C’est un message particulièrement violent et menaçant qu’ont reçu élèves et personnels du lycée privé catholique Notre-Dame de Bon Secours à Perpignan.
Ce mardi 20 janvier, au petit matin, le message tombe sur la messagerie de l’application pédagogique utilisée dans le lycée. « Nous venons de la part de l’état islamique » débute le message. « Je vous écris ce message pour vous annoncer ma décision. J’ai enfin décidé de mener mon projet à bout (…) Aujourd’hui, je ferai exploser l’établissement tout entier vers 10/11h et je décapiterai tous vos corps de kuffars ».
Une alerte prise très au sérieux et directement adressée aux services de police, autour de 8h. Les élèves et les professeurs ont d’abord été évacués vers un centre commercial voisin, à 500 mètres du lycée. Un important dispositif policier, conjoint entre la police municipale et nationale, a également été mis en place aux abords de l’établissement. La rue est totalement coupée.
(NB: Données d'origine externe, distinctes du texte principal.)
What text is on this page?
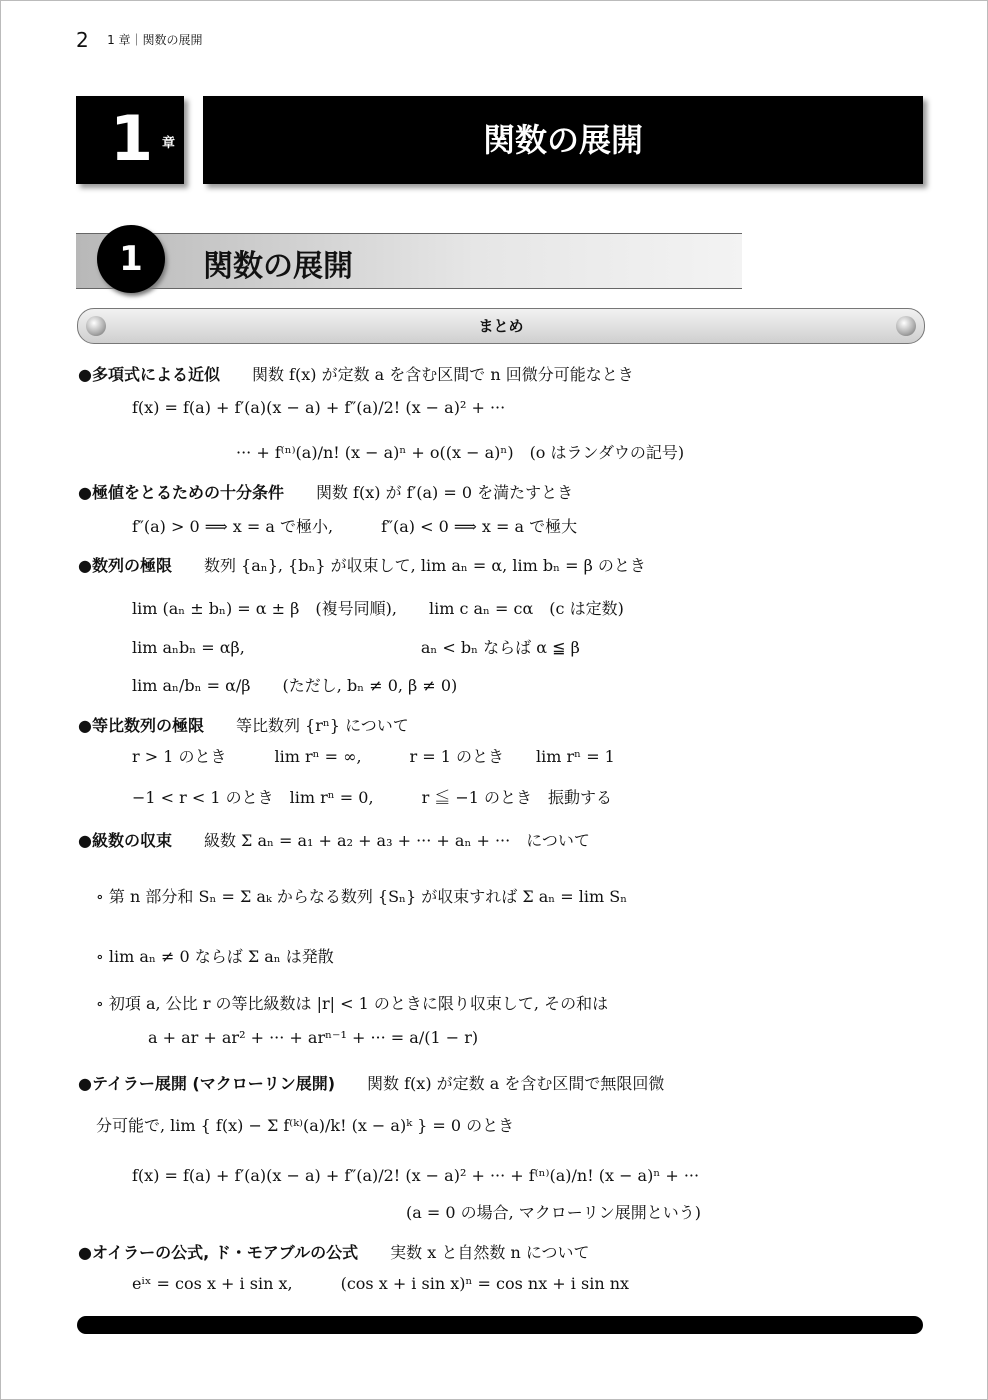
2 1 章｜関数の展開
1 章	関数の展開
1	関数の展開
まとめ
●多項式による近似　　関数 f(x) が定数 a を含む区間で n 回微分可能なとき
f(x) = f(a) + f′(a)(x − a) + f″(a)/2! (x − a)² + ···
··· + f⁽ⁿ⁾(a)/n! (x − a)ⁿ + o((x − a)ⁿ)　(o はランダウの記号)
●極値をとるための十分条件　　関数 f(x) が f′(a) = 0 を満たすとき
f″(a) > 0 ⟹ x = a で極小,　　　f″(a) < 0 ⟹ x = a で極大
●数列の極限　　数列 {aₙ}, {bₙ} が収束して, lim aₙ = α, lim bₙ = β のとき
lim (aₙ ± bₙ) = α ± β　(複号同順),　　lim c aₙ = cα　(c は定数)
lim aₙbₙ = αβ,　　　　　　　　　　　aₙ < bₙ ならば α ≦ β
lim aₙ/bₙ = α/β　　(ただし, bₙ ≠ 0, β ≠ 0)
●等比数列の極限　　等比数列 {rⁿ} について
r > 1 のとき　　　lim rⁿ = ∞,　　　r = 1 のとき　　lim rⁿ = 1
−1 < r < 1 のとき　lim rⁿ = 0,　　　r ≦ −1 のとき　振動する
●級数の収束　　級数 Σ aₙ = a₁ + a₂ + a₃ + ··· + aₙ + ···　について
∘ 第 n 部分和 Sₙ = Σ aₖ からなる数列 {Sₙ} が収束すれば Σ aₙ = lim Sₙ
∘ lim aₙ ≠ 0 ならば Σ aₙ は発散
∘ 初項 a, 公比 r の等比級数は |r| < 1 のときに限り収束して, その和は
a + ar + ar² + ··· + arⁿ⁻¹ + ··· = a/(1 − r)
●テイラー展開 (マクローリン展開)　　関数 f(x) が定数 a を含む区間で無限回微
分可能で, lim { f(x) − Σ f⁽ᵏ⁾(a)/k! (x − a)ᵏ } = 0 のとき
f(x) = f(a) + f′(a)(x − a) + f″(a)/2! (x − a)² + ··· + f⁽ⁿ⁾(a)/n! (x − a)ⁿ + ···
(a = 0 の場合, マクローリン展開という)
●オイラーの公式, ド・モアブルの公式　　実数 x と自然数 n について
eⁱˣ = cos x + i sin x,　　　(cos x + i sin x)ⁿ = cos nx + i sin nx
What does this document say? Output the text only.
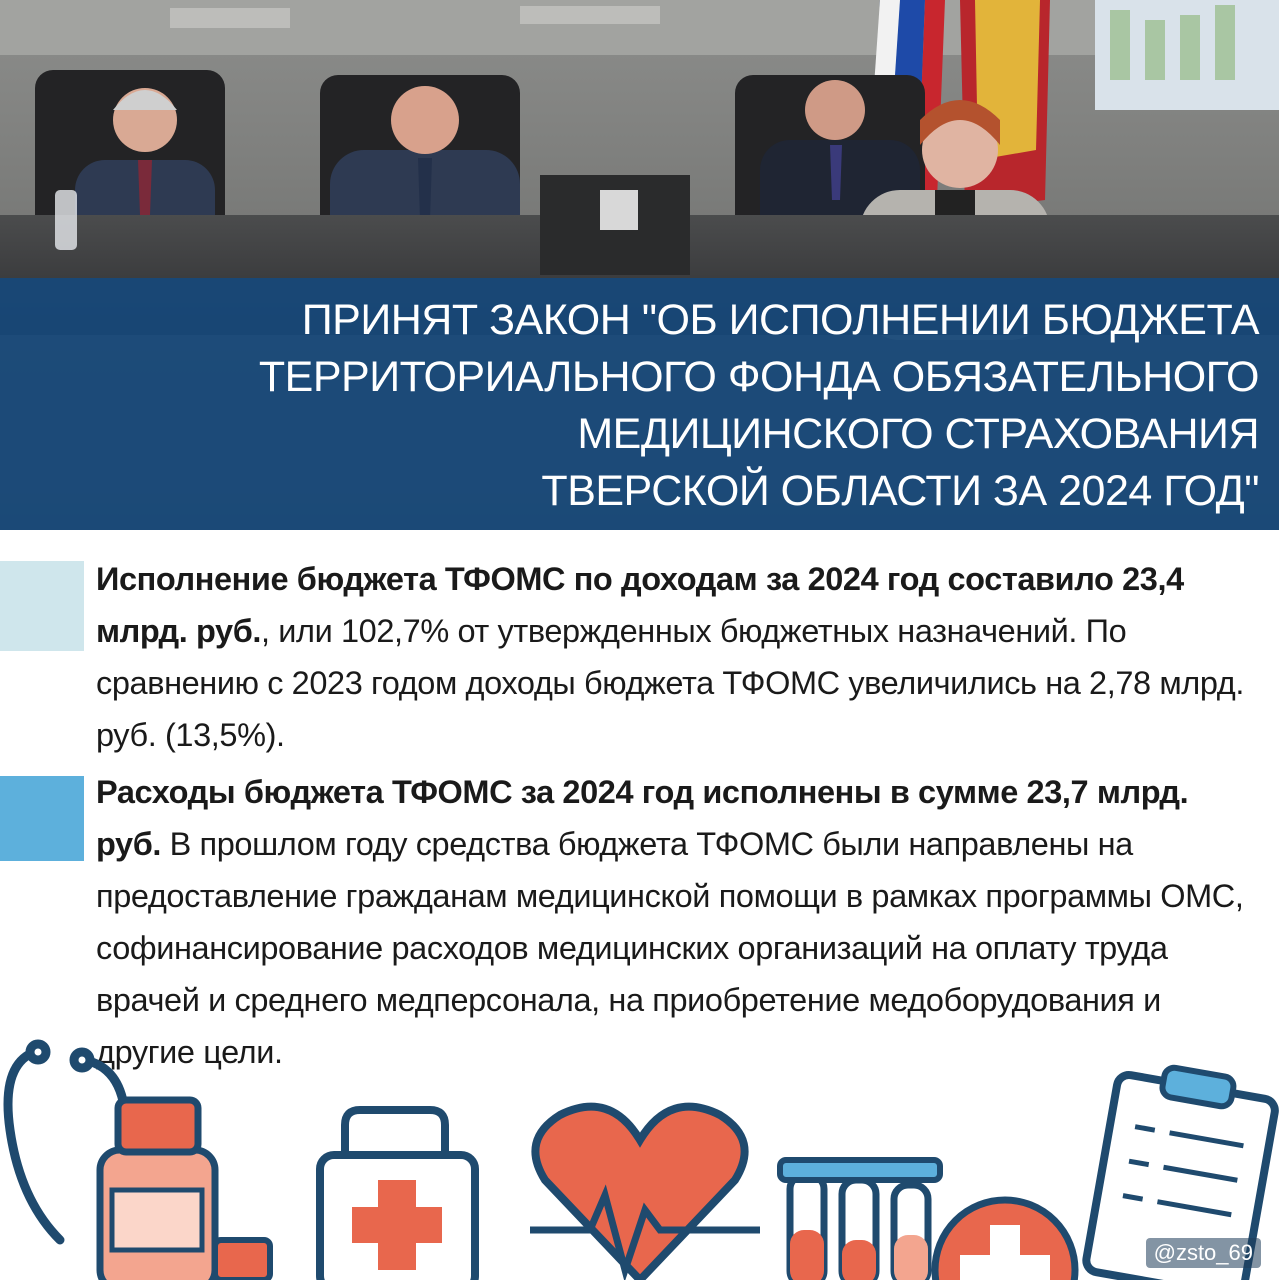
ПРИНЯТ ЗАКОН "ОБ ИСПОЛНЕНИИ БЮДЖЕТА
ТЕРРИТОРИАЛЬНОГО ФОНДА ОБЯЗАТЕЛЬНОГО
МЕДИЦИНСКОГО СТРАХОВАНИЯ
ТВЕРСКОЙ ОБЛАСТИ ЗА 2024 ГОД"
Исполнение бюджета ТФОМС по доходам за 2024 год составило 23,4 млрд. руб., или 102,7% от утвержденных бюджетных назначений. По сравнению с 2023 годом доходы бюджета ТФОМС увеличились на 2,78 млрд. руб. (13,5%).
Расходы бюджета ТФОМС за 2024 год исполнены в сумме 23,7 млрд. руб. В прошлом году средства бюджета ТФОМС были направлены на предоставление гражданам медицинской помощи в рамках программы ОМС, софинансирование расходов медицинских организаций на оплату труда врачей и среднего медперсонала, на приобретение медоборудования и другие цели.
@zsto_69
Des recherches visuelles ont eu lieu à l’intérieur du lycée, pour vérifier un sac ou paquet suspect. L’auteur du message menaçant d’avoir « mis du C4 (poudre explosive) partout dans l’établissement et dans les classes ». Dans un communiqué de presse, le Préfet des Pyrénées-Orientales précise que « les forces de l’ordre ont procédé à une opération de levée de doute, qui a permis d’écarter toute menace sur la sécurité des élèves ».
Pour l’heure, aucun élément n’a filtré sur l’origine des menaces. Dans un second message, toujours envoyé via la messagerie du lycée, celui qui se présente comme un soldat envoyé par l’état islamique assure se trouver à Clermont-Ferrand, en donnant une adresse précise, avec « des mécréants pris en otage ». Il demande de l’argent « au directeur » et menace de tuer les otages s’il ne reçoit pas l’argent évoqué.
Toujours dans son communiqué de presse, le Préfet des Pyrénées-Orientales explique qu’ « une enquête est ouverte sous l’autorité du Parquet pour faire toute la lumière sur cette menace ».